To be proactive about log pipeline health, it’s important to schedule to test the functionality of the alert triggers at least annually. However, in our experience, pipelines are tested when they are implemented; after this point, teams depend solely on the quality of the SIEM alert to let them know whether a pipeline is broken.

Keeping this use case in mind, I propose an alternative approach: chaos engineering. Rapidly gaining popularity in the site reliability engineering (SRE) world, chaos engineering is an empirical, systems-based approach that addresses the chaos in distributed systems at scale and builds confidence in their ability to withstand realistic conditions. The team learns about the behavior of a distributed system by observing it during a controlled experiment. In layman's terms, chaos engineering is the practice of breaking your own systems on purpose in order to observe and derive new insights from the results, including the knock-on effect it has on systems.

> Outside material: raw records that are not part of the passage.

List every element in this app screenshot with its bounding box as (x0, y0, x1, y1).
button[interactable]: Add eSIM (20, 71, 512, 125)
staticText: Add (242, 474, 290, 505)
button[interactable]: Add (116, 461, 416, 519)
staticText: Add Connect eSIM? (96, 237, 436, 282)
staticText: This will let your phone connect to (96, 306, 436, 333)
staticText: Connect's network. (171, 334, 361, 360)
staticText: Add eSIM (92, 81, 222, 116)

Some readers might consider this practice similar to traditional red-teaming or penetration testing, but in fact, it differs from both in purpose and methodology. The ultimate goal of red-teaming is to gain access to sensitive resources through deceptive adversarial methods without causing disruption to live systems to determine the effectiveness of security preventative controls. However, the ultimate goal of security chaos engineering is to learn through careful and methodical systems experimentation. Our approach focuses on injecting failure into specific components to reveal unknown and unforeseeable problems in the system before they impact the operational integrity of core business products and services.

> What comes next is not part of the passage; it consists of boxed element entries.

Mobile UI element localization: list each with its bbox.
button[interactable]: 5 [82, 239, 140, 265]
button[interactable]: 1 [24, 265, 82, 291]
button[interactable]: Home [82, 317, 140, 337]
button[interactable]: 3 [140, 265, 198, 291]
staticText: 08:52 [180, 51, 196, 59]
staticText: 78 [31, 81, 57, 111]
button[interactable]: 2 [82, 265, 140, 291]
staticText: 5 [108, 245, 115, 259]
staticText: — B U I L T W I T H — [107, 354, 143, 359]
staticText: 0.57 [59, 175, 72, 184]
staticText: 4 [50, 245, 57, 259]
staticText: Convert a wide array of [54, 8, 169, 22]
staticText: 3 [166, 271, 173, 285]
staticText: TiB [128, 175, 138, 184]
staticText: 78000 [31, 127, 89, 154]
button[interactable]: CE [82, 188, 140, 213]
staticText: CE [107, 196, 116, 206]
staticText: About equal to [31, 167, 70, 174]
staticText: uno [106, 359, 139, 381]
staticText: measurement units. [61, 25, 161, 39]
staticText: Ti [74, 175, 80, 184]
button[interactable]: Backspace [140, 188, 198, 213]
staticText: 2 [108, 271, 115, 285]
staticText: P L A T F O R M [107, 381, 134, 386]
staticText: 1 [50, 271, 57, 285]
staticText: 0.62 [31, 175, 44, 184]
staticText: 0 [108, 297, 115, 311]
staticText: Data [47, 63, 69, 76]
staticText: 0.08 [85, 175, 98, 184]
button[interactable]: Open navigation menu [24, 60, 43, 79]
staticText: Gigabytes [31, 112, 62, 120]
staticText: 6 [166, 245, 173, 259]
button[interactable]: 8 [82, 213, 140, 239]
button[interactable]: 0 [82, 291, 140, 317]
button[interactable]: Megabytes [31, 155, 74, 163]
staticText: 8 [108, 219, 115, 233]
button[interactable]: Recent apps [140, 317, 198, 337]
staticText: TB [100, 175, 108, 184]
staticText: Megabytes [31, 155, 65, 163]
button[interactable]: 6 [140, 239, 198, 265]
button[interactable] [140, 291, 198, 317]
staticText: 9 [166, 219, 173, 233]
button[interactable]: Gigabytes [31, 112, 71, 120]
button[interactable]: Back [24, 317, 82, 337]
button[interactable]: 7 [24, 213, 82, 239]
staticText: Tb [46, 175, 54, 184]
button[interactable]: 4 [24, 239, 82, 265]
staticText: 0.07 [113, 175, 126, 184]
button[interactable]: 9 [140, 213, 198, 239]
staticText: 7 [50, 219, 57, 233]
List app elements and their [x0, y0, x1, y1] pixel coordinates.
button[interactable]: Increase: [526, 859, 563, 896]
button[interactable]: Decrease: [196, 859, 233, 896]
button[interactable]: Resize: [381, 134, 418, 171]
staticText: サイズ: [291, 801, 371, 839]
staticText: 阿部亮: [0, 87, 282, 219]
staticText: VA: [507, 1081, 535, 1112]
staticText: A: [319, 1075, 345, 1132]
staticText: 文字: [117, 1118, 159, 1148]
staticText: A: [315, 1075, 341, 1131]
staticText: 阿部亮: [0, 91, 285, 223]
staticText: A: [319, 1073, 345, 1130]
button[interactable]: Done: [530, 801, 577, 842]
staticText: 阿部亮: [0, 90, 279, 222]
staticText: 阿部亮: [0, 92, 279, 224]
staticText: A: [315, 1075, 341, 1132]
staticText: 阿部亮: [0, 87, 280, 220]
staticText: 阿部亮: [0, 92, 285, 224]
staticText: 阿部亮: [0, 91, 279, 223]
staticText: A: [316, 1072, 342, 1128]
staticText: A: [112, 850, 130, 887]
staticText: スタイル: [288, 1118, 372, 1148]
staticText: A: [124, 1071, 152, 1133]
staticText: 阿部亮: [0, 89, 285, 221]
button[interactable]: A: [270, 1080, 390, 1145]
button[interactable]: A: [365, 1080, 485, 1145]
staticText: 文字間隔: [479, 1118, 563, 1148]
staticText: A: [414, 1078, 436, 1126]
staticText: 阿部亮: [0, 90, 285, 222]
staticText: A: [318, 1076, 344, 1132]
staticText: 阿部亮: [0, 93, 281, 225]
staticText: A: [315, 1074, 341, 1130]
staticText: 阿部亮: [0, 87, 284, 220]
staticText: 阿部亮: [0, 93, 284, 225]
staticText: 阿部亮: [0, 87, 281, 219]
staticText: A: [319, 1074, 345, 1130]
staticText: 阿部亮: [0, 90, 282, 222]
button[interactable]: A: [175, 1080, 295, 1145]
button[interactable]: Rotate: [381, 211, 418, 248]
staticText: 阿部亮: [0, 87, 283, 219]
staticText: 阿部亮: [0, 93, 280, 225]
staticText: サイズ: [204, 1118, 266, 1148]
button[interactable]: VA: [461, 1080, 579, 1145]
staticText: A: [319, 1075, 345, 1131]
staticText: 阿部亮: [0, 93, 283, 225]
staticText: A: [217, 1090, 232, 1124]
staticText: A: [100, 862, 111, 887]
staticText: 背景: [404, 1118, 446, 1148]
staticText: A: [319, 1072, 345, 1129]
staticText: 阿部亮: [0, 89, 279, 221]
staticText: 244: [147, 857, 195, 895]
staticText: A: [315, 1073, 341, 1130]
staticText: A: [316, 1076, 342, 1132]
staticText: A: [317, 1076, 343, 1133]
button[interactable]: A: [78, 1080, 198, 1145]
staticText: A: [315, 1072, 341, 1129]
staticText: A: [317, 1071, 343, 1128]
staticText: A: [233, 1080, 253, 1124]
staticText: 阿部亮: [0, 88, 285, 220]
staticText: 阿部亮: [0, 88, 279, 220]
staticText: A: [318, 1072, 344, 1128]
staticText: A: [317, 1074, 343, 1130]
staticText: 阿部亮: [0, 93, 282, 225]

As Homo sapiens, we must face the fact that systems are evolving faster than our cognitive reasoning can interpret. Despite what prior knowledge we possess, we choose to see only what we want to see and hear only what we want to hear. Our understanding and beliefs reflect what we believe. The purpose of chaos engineering is not to break things, but to learn new information about how our complex adaptive systems really work versus what we thought we knew.

Returning to the event logging example described above, we, as an engineering team, were operating under the assumption that the system was working correctly. These kinds of mistakes cost companies millions of dollars every hour. Consider the July 2018 Amazon Prime Day outage where Amazon incurred costs up to $33 million per hour while engineers scrambled to diagnose and triage the problem. That three-hour outage could potentially have been identified proactively using resilience techniques such as chaos engineering.

When searching for the unexpected, the logical approach is to objectively make it expected. Our systems are evolving so rapidly and becoming so complex that we must seek new methods such as chaos engineering to better understand how they work, improve them, and anticipate the nonlinear nature of their unpredictable outcomes.